Let
There Be Light…!
reviewed by Kyle Ancowitz
I won’t be able to say enough good things about the grueling and luminous
Let There Be Light..!, a presentation of the WNEP Theater of Chicago. The play
is an adaptation by director Jen Ellison and Dave Stinson of a documentary about
WWII vets in psychiatric care after the Allied victory in Europe. The original
Let There Be Light..! was the last film director John Huston made while assigned
to the Army Signal Corps. The film was seized and suppressed by the Army due
to its perceived anti-war sentiments; it wasn’t released until 1981, thirty-five
years later. The stage adaptation functions both as a surly rejoinder to anyone’s
case for war as well as an advertisement for old-time psychoanalysis.
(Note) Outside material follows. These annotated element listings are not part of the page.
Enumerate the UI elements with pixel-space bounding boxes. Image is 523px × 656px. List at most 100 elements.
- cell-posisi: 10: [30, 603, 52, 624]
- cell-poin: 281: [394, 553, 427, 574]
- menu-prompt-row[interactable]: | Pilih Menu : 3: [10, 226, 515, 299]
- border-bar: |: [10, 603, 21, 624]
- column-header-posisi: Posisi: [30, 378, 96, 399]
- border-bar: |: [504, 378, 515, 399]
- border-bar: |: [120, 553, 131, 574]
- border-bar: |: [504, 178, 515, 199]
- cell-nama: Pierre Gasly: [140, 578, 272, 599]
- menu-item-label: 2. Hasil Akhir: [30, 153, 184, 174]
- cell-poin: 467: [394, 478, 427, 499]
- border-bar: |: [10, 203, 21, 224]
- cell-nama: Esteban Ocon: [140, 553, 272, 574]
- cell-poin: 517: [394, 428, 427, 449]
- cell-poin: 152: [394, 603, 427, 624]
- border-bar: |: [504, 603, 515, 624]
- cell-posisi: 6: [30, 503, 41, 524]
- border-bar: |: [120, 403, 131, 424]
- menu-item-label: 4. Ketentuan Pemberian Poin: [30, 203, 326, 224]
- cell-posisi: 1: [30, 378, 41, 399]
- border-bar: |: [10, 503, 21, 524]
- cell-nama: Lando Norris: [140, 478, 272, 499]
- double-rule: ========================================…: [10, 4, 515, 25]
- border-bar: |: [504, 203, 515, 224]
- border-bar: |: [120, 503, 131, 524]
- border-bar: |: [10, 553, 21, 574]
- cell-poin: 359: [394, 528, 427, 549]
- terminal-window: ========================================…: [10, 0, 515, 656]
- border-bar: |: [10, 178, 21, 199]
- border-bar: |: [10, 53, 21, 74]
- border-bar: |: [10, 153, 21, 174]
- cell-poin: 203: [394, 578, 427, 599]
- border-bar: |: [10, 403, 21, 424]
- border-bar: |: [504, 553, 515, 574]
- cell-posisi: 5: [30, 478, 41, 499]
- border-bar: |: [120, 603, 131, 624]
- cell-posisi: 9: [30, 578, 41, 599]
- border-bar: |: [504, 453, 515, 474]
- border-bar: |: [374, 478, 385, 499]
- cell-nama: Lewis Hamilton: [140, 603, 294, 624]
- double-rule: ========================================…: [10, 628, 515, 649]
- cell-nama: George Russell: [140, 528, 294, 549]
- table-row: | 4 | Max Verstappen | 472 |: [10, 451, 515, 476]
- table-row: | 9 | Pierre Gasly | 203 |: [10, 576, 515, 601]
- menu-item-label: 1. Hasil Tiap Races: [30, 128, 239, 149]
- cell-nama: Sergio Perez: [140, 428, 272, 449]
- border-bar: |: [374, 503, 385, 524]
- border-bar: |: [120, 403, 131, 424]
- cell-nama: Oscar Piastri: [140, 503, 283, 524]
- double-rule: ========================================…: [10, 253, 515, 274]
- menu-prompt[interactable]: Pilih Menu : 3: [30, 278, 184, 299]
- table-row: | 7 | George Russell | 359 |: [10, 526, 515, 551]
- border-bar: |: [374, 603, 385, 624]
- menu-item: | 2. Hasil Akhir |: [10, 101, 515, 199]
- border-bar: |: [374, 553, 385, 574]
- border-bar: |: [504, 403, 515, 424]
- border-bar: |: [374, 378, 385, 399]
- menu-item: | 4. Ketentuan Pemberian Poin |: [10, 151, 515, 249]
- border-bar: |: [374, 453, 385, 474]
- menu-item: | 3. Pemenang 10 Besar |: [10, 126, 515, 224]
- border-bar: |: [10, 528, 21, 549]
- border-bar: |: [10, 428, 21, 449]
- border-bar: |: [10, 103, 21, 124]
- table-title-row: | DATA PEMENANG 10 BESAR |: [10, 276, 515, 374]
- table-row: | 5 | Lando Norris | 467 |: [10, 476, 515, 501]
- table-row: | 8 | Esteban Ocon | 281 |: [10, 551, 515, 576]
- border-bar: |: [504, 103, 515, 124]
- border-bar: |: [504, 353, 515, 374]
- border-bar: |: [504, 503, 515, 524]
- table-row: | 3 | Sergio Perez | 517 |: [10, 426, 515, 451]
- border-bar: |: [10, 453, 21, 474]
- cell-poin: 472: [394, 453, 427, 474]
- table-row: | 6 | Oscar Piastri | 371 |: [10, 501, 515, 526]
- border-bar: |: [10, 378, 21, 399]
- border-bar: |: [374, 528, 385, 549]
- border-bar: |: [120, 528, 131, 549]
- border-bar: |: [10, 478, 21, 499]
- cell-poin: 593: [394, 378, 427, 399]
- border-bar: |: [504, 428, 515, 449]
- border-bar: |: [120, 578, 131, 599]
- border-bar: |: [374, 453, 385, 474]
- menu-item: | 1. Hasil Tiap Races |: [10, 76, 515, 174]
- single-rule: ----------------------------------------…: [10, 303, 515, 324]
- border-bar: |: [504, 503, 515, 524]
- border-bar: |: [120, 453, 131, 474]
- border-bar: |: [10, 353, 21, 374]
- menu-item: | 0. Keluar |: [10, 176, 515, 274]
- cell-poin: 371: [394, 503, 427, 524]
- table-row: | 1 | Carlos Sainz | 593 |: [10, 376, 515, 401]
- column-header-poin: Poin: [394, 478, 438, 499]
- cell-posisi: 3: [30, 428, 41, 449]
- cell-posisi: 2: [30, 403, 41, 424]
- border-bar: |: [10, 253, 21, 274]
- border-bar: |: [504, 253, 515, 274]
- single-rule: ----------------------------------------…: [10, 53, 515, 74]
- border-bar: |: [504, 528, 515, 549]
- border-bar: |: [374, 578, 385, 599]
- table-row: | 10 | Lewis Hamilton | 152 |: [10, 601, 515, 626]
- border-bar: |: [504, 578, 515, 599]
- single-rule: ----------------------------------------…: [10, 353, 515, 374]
This would
be worth your time in and of itself, but truly superlative performances from
the cast elevate Let There Be Light..! well above anything I expected to see
in FringeNYC.

Peter De Giglio and James Yeater play
soldiers afflicted with a chronic stammer and hysterical amnesia,
respectively; to say more would spoil their surprises. Chad
Reinhart delivers an especially athletic performance as
Corp. Joe Hardy, who is confined to a wheelchair after his legs unexpectedly
stop working. The scene where he is cured with truth serum is terrifically
funny. Peter James Zielinski is heartbreakingly
acute as PFC Jeremy Friend, whose specific ailment is never revealed.
When seen in flashbacks, Friend is so lovable that you could nearly
walk onstage and hug him. To witness his suffering is devastating.
Finally, Joe Janes adds a peculiar menace and a
remarkable sense of the era as The Doctor, who administers his cures
with paternal surety from the shadows far upstage.

I would like to single out the sound design by Steve Zimmers and Tina
Louise Mead for special applause. The haunted, detached voices and
arresting battleground sounds shook me out of my seat and horrified me anew,
almost as
if I’d never been desensitized by TV violence. In fact, Let There Be Light..!
is as close to battle as I’d wish for anyone to come. If
you happen to have forgotten through some chance, neglect, or seduction what
is fearful and horrible about war, see this play now to remember.